The small changes set in motion by Milankovitch cycles operate separately and together to influence Earth's climate over very long timespans, leading to larger changes in our climate over tens of thousands to hundreds of thousands of years.

Do tree rings show age? ›

Tree ring counting alone is not a perfect aging method. A tree might appear to produce more than one ring in a year that starts dry and becomes very wet. In very dry years, a tree can also skip growth rings altogether. So tallying the rings of just one tree can yield a misleading age.

What do trees mean in one dark window? ›

Trees are a recurrent symbol in One Dark Window, representing Blunder's magical origins. They surround the kingdom, serving as the god-like Spirit of the Wood's misty domain. In an homage to the Spirit, Blunder's citizens choose a tree to serve as both family name and house insignia—and with them, social power.

What do dark rings in a tree mean? ›

Because the layers of wood a tree forms in the spring grow fast and consist of large cells, the rings are lighter. The slower summer growth has denser cells so those rings are darker.

How far back does tree ring data go? ›

Each ring marks a complete cycle of seasons, or one year, in the tree's life. As of 2020, securely dated tree-ring data for some regions in the Northern Hemisphere are available going back 13,910 years.

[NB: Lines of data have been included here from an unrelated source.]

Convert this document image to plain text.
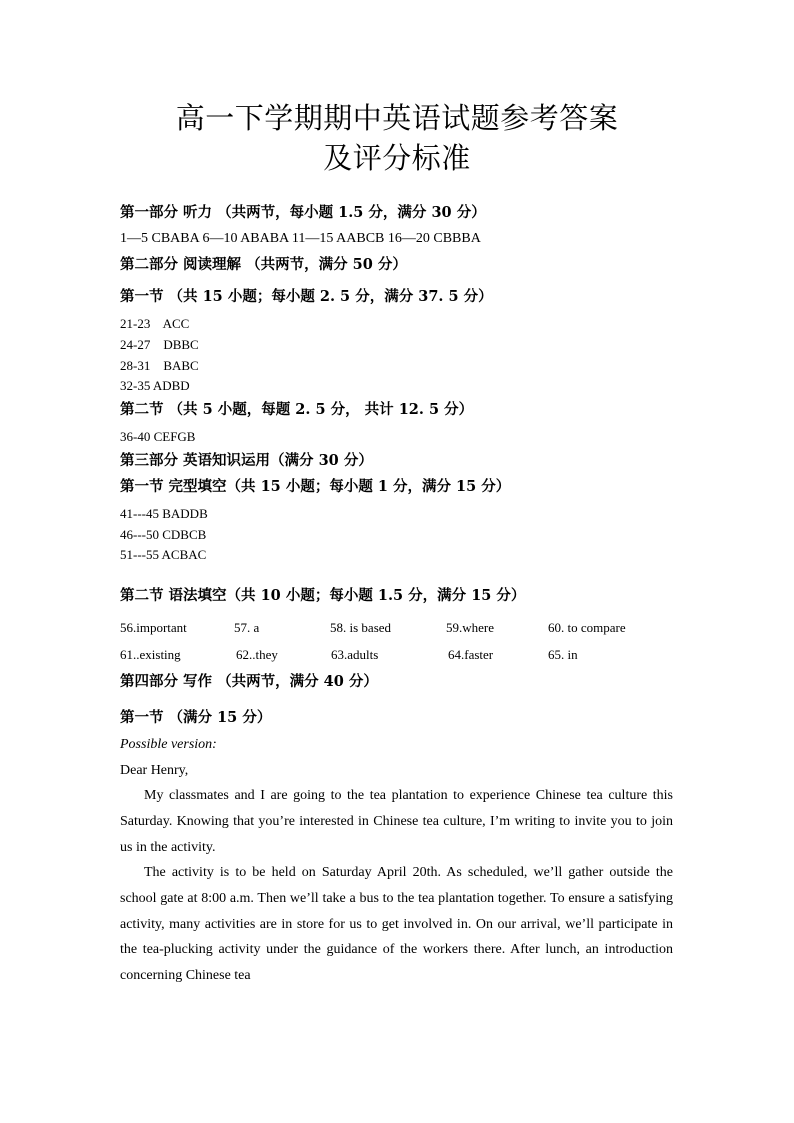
高一下学期期中英语试题参考答案
及评分标准
第一部分 听力 （共两节，每小题 1.5 分，满分 30 分）
1—5 CBABA 6—10 ABABA 11—15 AABCB 16—20 CBBBA
第二部分 阅读理解 （共两节，满分 50 分）
第一节 （共 15 小题；每小题 2. 5 分，满分 37. 5 分）
21-23    ACC
24-27    DBBC
28-31    BABC
32-35 ADBD
第二节 （共 5 小题，每题 2. 5 分， 共计 12. 5 分）
36-40 CEFGB
第三部分 英语知识运用（满分 30 分）
第一节 完型填空（共 15 小题；每小题 1 分，满分 15 分）
41---45 BADDB
46---50 CDBCB
51---55 ACBAC
第二节 语法填空（共 10 小题；每小题 1.5 分，满分 15 分）
56.important	57. a	58. is based	59.where	60. to compare
61..existing	62..they	63.adults	64.faster	65. in
第四部分 写作 （共两节，满分 40 分）
第一节 （满分 15 分）
Possible version:
Dear Henry,
My classmates and I are going to the tea plantation to experience Chinese tea culture this Saturday. Knowing that you’re interested in Chinese tea culture, I’m writing to invite you to join us in the activity.
The activity is to be held on Saturday April 20th. As scheduled, we’ll gather outside the school gate at 8:00 a.m. Then we’ll take a bus to the tea plantation together. To ensure a satisfying activity, many activities are in store for us to get involved in. On our arrival, we’ll participate in the tea-plucking activity under the guidance of the workers there. After lunch, an introduction concerning Chinese tea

What is the tree line climate? ›

The tree line follows the line where the seasonal mean temperature is approximately 6 °C or 43 °F. The seasonal mean temperature is taken over all days whose mean temperature is above 0.9 °C (33.6 °F). A growing season of 94 days above that temperature is required for tree growth.

What climate information can be found in tree rings quizlet? ›

Describe what climate information can be found in tree rings. The width of a tree ring tells how much the tree grew in one year. Knowing the amount of growth can help in determining the amount of precipitation for that year.

How do you count tree rings? ›

Count the dark rings to calculate the age of the tree. Start in the middle of the stump or cross-section of wood and count the first dark ring you see. Continue counting outwards from the middle ring until you reach the last dark ring. The total number of dark rings represents the age of the tree in years.